On the other hand, since FeRAM requires a driving signal in a cell plate unlike DRAM, it is necessary to isolate the upper electrode by a capacitor unit. In this case, the capacitor of the stack structure should pattern the upper electrode serving as a cell plate in units of capacitors, which should be etched in the deep valley of the stack structure. That is, in the case of the stack structure, the capacitor separation process is difficult compared to the convex structure.

1A is a plan view of a three-dimensional stack structure in which a superstructure of a capacitor is separated.

In order to separate the upper electrode into units of a capacitor, the deep valley 105 at the bottom of the stack 100 of the capacitor having the stack structure needs to be etched in FIG. 1A.

FIG. 1B is a cross-sectional view taken along line AA ′ of FIG. 1A. An interlayer insulating film 115 having a conductive plug 120 is formed on the semiconductor substrate 110. A lower electrode 125, a dielectric film 130, and an upper electrode 135 connected to the conductive plug 120 are formed. In FeRAM, since a driving signal is required in a cell plate, the upper electrode 135 should be separated by a capacitor unit. As the height of the stack of the lower electrode 125 increases, the photolithography process becomes difficult.

The present invention has been made to solve the above problems, an object of the present invention is to provide a method for manufacturing a ferroelectric memory device for easily separating the upper electrode of the cell plate in the capacitor unit of the stack structure of the ferroelectric capacitor.

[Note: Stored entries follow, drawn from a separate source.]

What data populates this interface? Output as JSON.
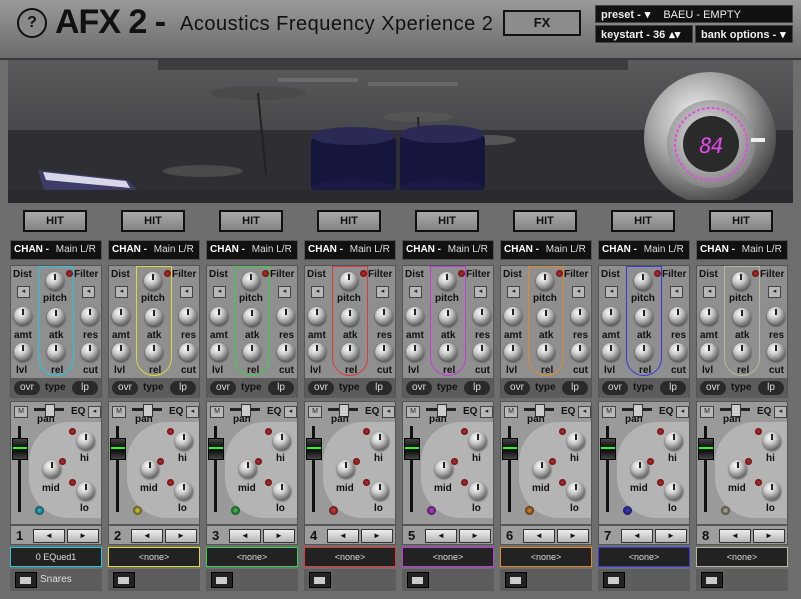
{
  "header": {
    "help_label": "?",
    "logo": "AFX 2 -",
    "subtitle": "Acoustics Frequency Xperience 2",
    "fx_label": "FX",
    "preset_label": "preset -",
    "preset_value": "BAEU - EMPTY",
    "keystart_label": "keystart - 36",
    "bank_options_label": "bank options -"
  },
  "dial": {
    "value": "84"
  },
  "strip_labels": {
    "hit": "HIT",
    "chan": "CHAN -",
    "chan_value": "Main L/R",
    "dist": "Dist",
    "filter": "Filter",
    "pitch": "pitch",
    "amt": "amt",
    "atk": "atk",
    "res": "res",
    "lvl": "lvl",
    "rel": "rel",
    "cut": "cut",
    "ovr": "ovr",
    "type": "type",
    "lp": "lp",
    "m": "M",
    "pan": "pan",
    "eq": "EQ",
    "hi": "hi",
    "mid": "mid",
    "lo": "lo",
    "prev": "◄",
    "next": "►"
  },
  "channels": [
    {
      "num": "1",
      "color": "#27c7e0",
      "name": "0 EQued1",
      "group": "Snares"
    },
    {
      "num": "2",
      "color": "#e0d83a",
      "name": "<none>",
      "group": ""
    },
    {
      "num": "3",
      "color": "#36d24a",
      "name": "<none>",
      "group": ""
    },
    {
      "num": "4",
      "color": "#e03a3a",
      "name": "<none>",
      "group": ""
    },
    {
      "num": "5",
      "color": "#c23ae0",
      "name": "<none>",
      "group": ""
    },
    {
      "num": "6",
      "color": "#e08a2a",
      "name": "<none>",
      "group": ""
    },
    {
      "num": "7",
      "color": "#3a3ae0",
      "name": "<none>",
      "group": ""
    },
    {
      "num": "8",
      "color": "#b8b89a",
      "name": "<none>",
      "group": ""
    }
  ]
}
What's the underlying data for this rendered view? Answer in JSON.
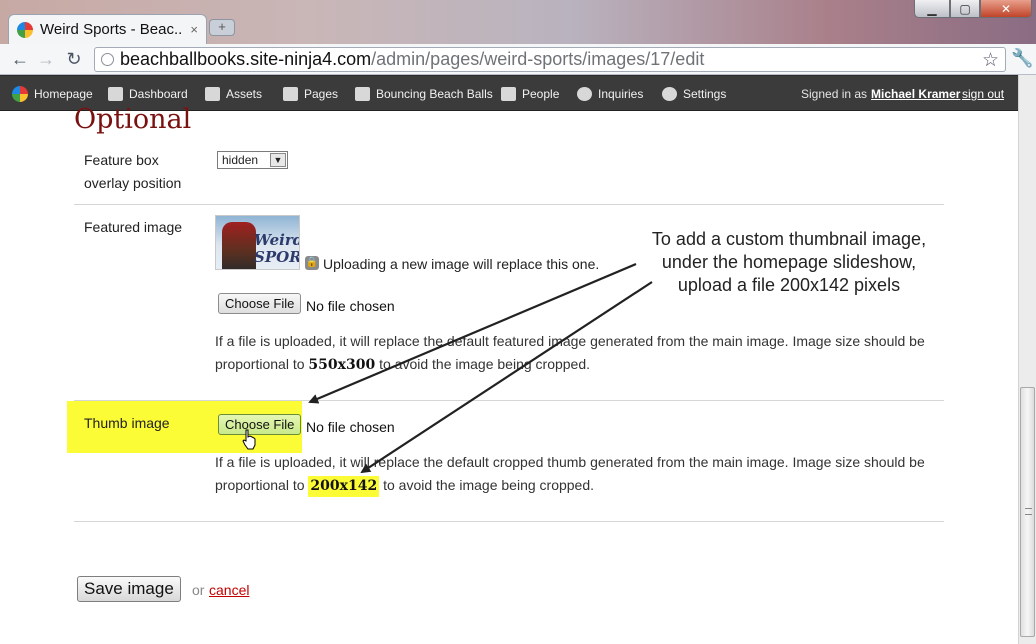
{
  "browser": {
    "tab_title": "Weird Sports - Beac...",
    "tab_close": "×",
    "new_tab": "+",
    "url_host": "beachballbooks.site-ninja4.com",
    "url_path": "/admin/pages/weird-sports/images/17/edit",
    "nav_back": "←",
    "nav_forward": "→",
    "nav_reload": "↻",
    "star": "☆",
    "wrench": "🔧"
  },
  "nav": {
    "items": [
      {
        "label": "Homepage",
        "icon": "beachball-icon"
      },
      {
        "label": "Dashboard",
        "icon": "house-icon"
      },
      {
        "label": "Assets",
        "icon": "folder-icon"
      },
      {
        "label": "Pages",
        "icon": "pages-icon"
      },
      {
        "label": "Bouncing Beach Balls",
        "icon": "book-icon"
      },
      {
        "label": "People",
        "icon": "person-icon"
      },
      {
        "label": "Inquiries",
        "icon": "speech-bubble-icon"
      },
      {
        "label": "Settings",
        "icon": "gear-icon"
      }
    ],
    "signed_in_prefix": "Signed in as",
    "user_name": "Michael Kramer",
    "sign_out": "sign out"
  },
  "form": {
    "section_title": "Optional",
    "overlay_label": "Feature box overlay position",
    "overlay_value": "hidden",
    "featured_label": "Featured image",
    "featured_thumb_text": "Weird SPORTS",
    "replace_note": "Uploading a new image will replace this one.",
    "choose_file": "Choose File",
    "no_file": "No file chosen",
    "featured_help_before": "If a file is uploaded, it will replace the default featured image generated from the main image. Image size should be proportional to ",
    "featured_size": "550x300",
    "featured_help_after": " to avoid the image being cropped.",
    "thumb_label": "Thumb image",
    "thumb_help_before": "If a file is uploaded, it will replace the default cropped thumb generated from the main image. Image size should be proportional to ",
    "thumb_size": "200x142",
    "thumb_help_after": " to avoid the image being cropped.",
    "save_button": "Save image",
    "or": "or",
    "cancel": "cancel"
  },
  "annotation": {
    "lines": [
      "To add a custom thumbnail image,",
      "under the homepage slideshow,",
      "upload a file 200x142 pixels"
    ],
    "highlight_color": "#fbfb36"
  }
}
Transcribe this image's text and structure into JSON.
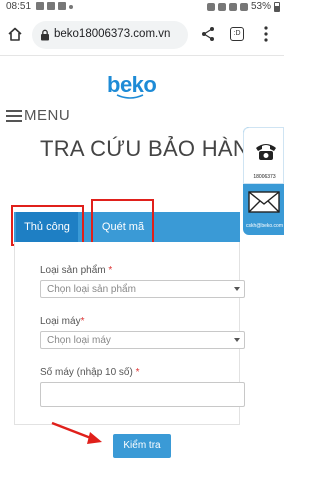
{
  "status_bar": {
    "time": "08:51",
    "battery": "53%"
  },
  "browser": {
    "url": "beko18006373.com.vn"
  },
  "header": {
    "logo": "beko",
    "menu_label": "MENU"
  },
  "page": {
    "title": "TRA CỨU BẢO HÀNH"
  },
  "contact": {
    "phone": "18006373",
    "email": "cskh@beko.com"
  },
  "tabs": [
    {
      "label": "Thủ công"
    },
    {
      "label": "Quét mã"
    }
  ],
  "form": {
    "product_type": {
      "label": "Loại sản phẩm",
      "required_mark": "*",
      "placeholder": "Chọn loại sản phẩm"
    },
    "machine_type": {
      "label": "Loại máy",
      "required_mark": "*",
      "placeholder": "Chọn loại máy"
    },
    "serial": {
      "label": "Số máy (nhập 10 số)",
      "required_mark": "*",
      "value": ""
    },
    "submit_label": "Kiểm tra"
  },
  "colors": {
    "accent": "#3a9ad6",
    "active_tab": "#1e7fc4",
    "highlight": "#e0201b",
    "brand": "#1e8bd6"
  }
}
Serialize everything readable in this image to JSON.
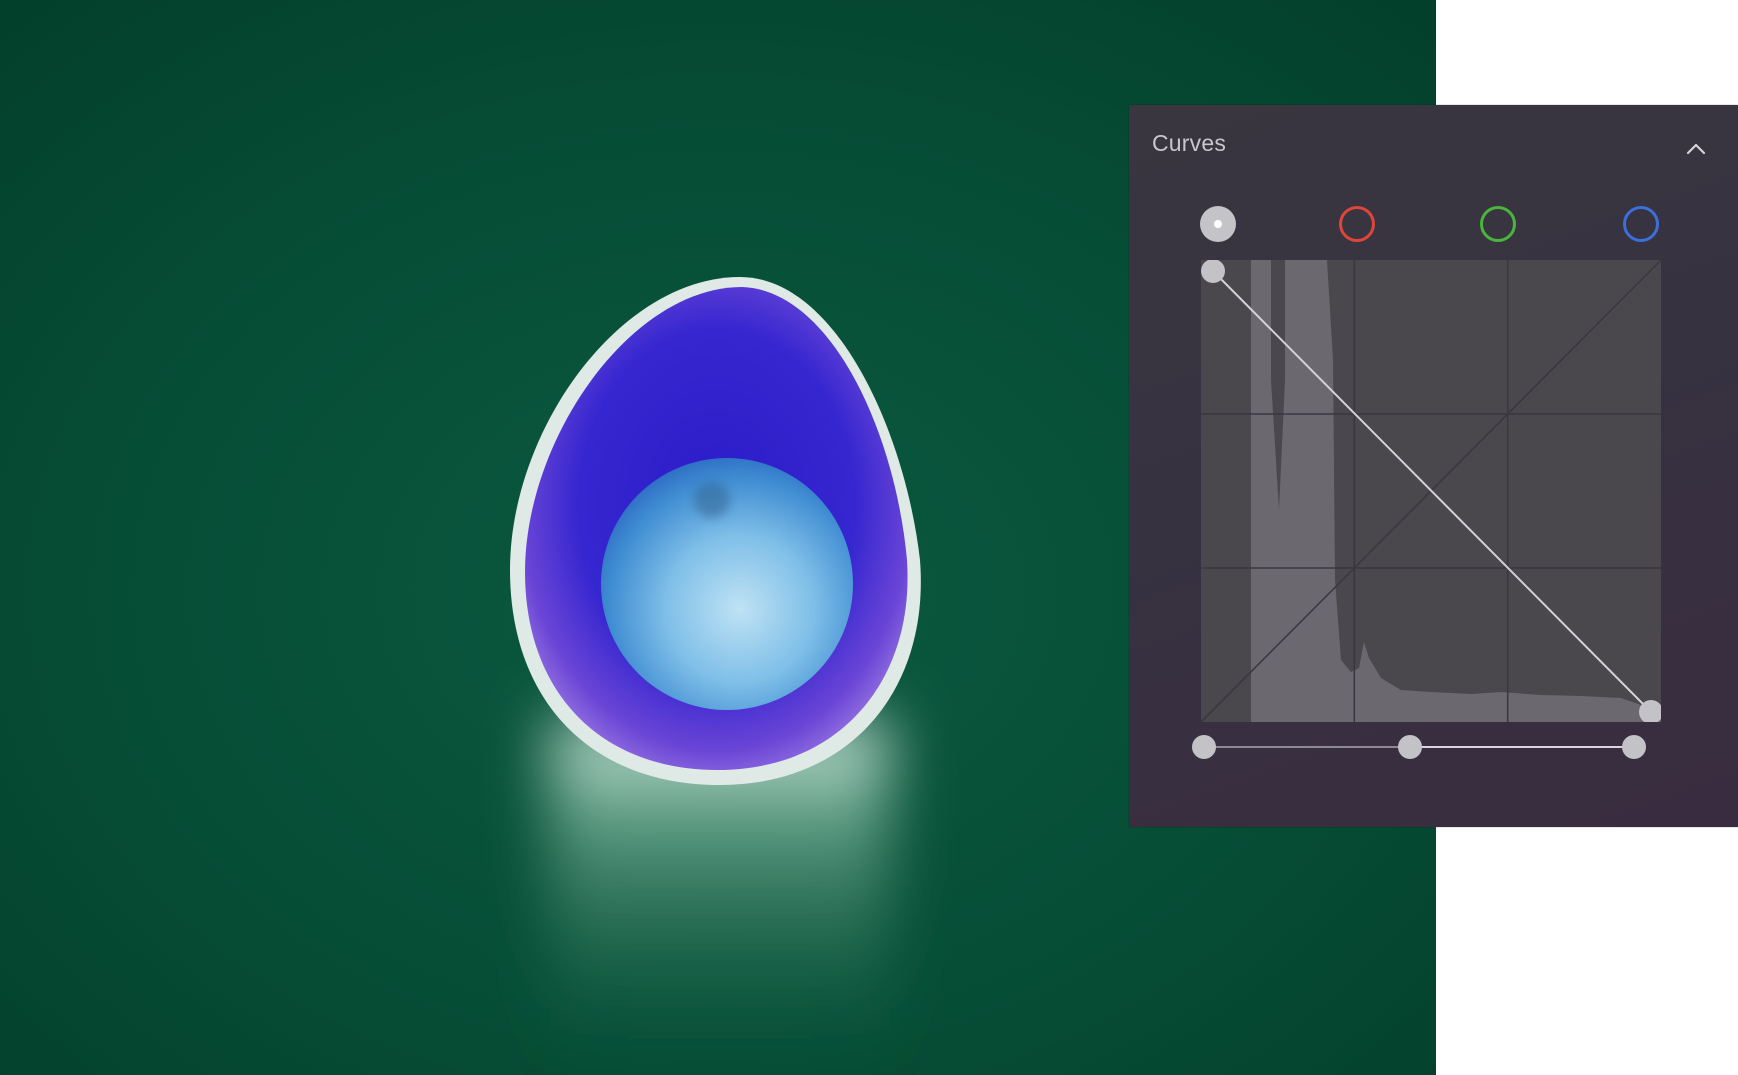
{
  "panel": {
    "title": "Curves",
    "collapse_icon": "chevron-up-icon",
    "channels": [
      {
        "name": "all",
        "color": "#c4c4c8",
        "selected": true
      },
      {
        "name": "red",
        "color": "#e0453c",
        "selected": false
      },
      {
        "name": "green",
        "color": "#49b53d",
        "selected": false
      },
      {
        "name": "blue",
        "color": "#3a6fdc",
        "selected": false
      }
    ],
    "curve": {
      "points": [
        [
          0,
          1
        ],
        [
          1,
          0
        ]
      ],
      "grid_divisions": 3
    },
    "levels": {
      "black": 0.0,
      "midtone": 0.48,
      "white": 1.0
    }
  },
  "colors": {
    "background_photo": "#044632",
    "egg_shell": "#3a2fd0",
    "yolk": "#5aa6e0",
    "panel_bg": "#38343f"
  }
}
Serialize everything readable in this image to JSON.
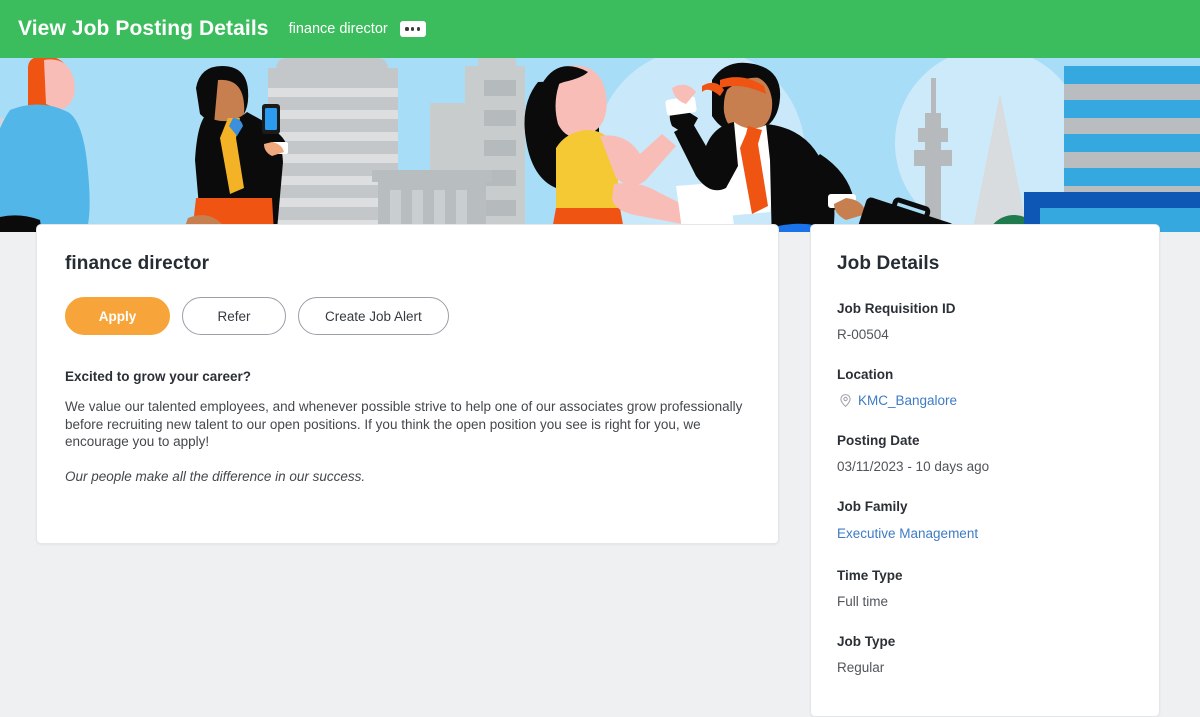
{
  "header": {
    "title": "View Job Posting Details",
    "subtitle": "finance director",
    "related_actions_icon": "ellipsis-icon",
    "background_color": "#3cbd5d",
    "text_color": "#ffffff"
  },
  "banner": {
    "alt": "illustration of business people walking in a city",
    "sky_color": "#a8ddf7",
    "building_gray": "#c9ccce",
    "accent_orange": "#ef5413",
    "accent_blue": "#1a73e8"
  },
  "main_card": {
    "job_title": "finance director",
    "buttons": [
      {
        "label": "Apply",
        "style": "primary",
        "color": "#f7a53b"
      },
      {
        "label": "Refer",
        "style": "outline"
      },
      {
        "label": "Create Job Alert",
        "style": "outline"
      }
    ],
    "section_heading": "Excited to grow your career?",
    "paragraph": "We value our talented employees, and whenever possible strive to help one of our associates grow professionally before recruiting new talent to our open positions. If you think the open position you see is right for you, we encourage you to apply!",
    "italic_line": "Our people make all the difference in our success."
  },
  "side_card": {
    "title": "Job Details",
    "details": [
      {
        "label": "Job Requisition ID",
        "value": "R-00504",
        "type": "text"
      },
      {
        "label": "Location",
        "value": "KMC_Bangalore",
        "type": "link",
        "icon": "location-pin-icon"
      },
      {
        "label": "Posting Date",
        "value": "03/11/2023 - 10 days ago",
        "type": "text"
      },
      {
        "label": "Job Family",
        "value": "Executive Management",
        "type": "link"
      },
      {
        "label": "Time Type",
        "value": "Full time",
        "type": "text"
      },
      {
        "label": "Job Type",
        "value": "Regular",
        "type": "text"
      }
    ],
    "link_color": "#3e7bc4"
  },
  "page": {
    "background_color": "#eef0f2"
  }
}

1A is a plan view of a three-dimensional stack structure in which a superstructure of a capacitor is separated;

1B is a cross-sectional view of a three-dimensional stack structure in which the upper structure of the capacitor is separated;

Figure 2a is a cross-sectional view after forming the conductive plug according to the present invention,

Figure 2b is a cross-sectional view of forming a silicide according to the present invention,

Figure 2c is a cross-sectional view of forming a diffusion barrier / antioxidant pattern in accordance with the present invention,

2D is a cross-sectional view of the deposition of a second interlayer dielectric film according to the present invention;

2E is a cross-sectional view of planarizing a second interlayer insulating film according to the present invention;

2F is a cross-sectional view of forming an IrO _x layer and a third interlayer dielectric film according to the present invention;

2G is a cross-sectional view of selectively forming a third interlayer insulating film and forming a lower electrode according to the present invention;

2H is a cross-sectional view of a third interlayer dielectric film removed according to the present invention;

2I is a cross-sectional view of forming an IrO _x layer pattern according to the present invention;

2J is a sectional view of depositing a dielectric film and an upper electrode conductive layer according to the present invention;

Figure 2k is a cross-sectional view of the upper electrode pattern formation in accordance with the present invention.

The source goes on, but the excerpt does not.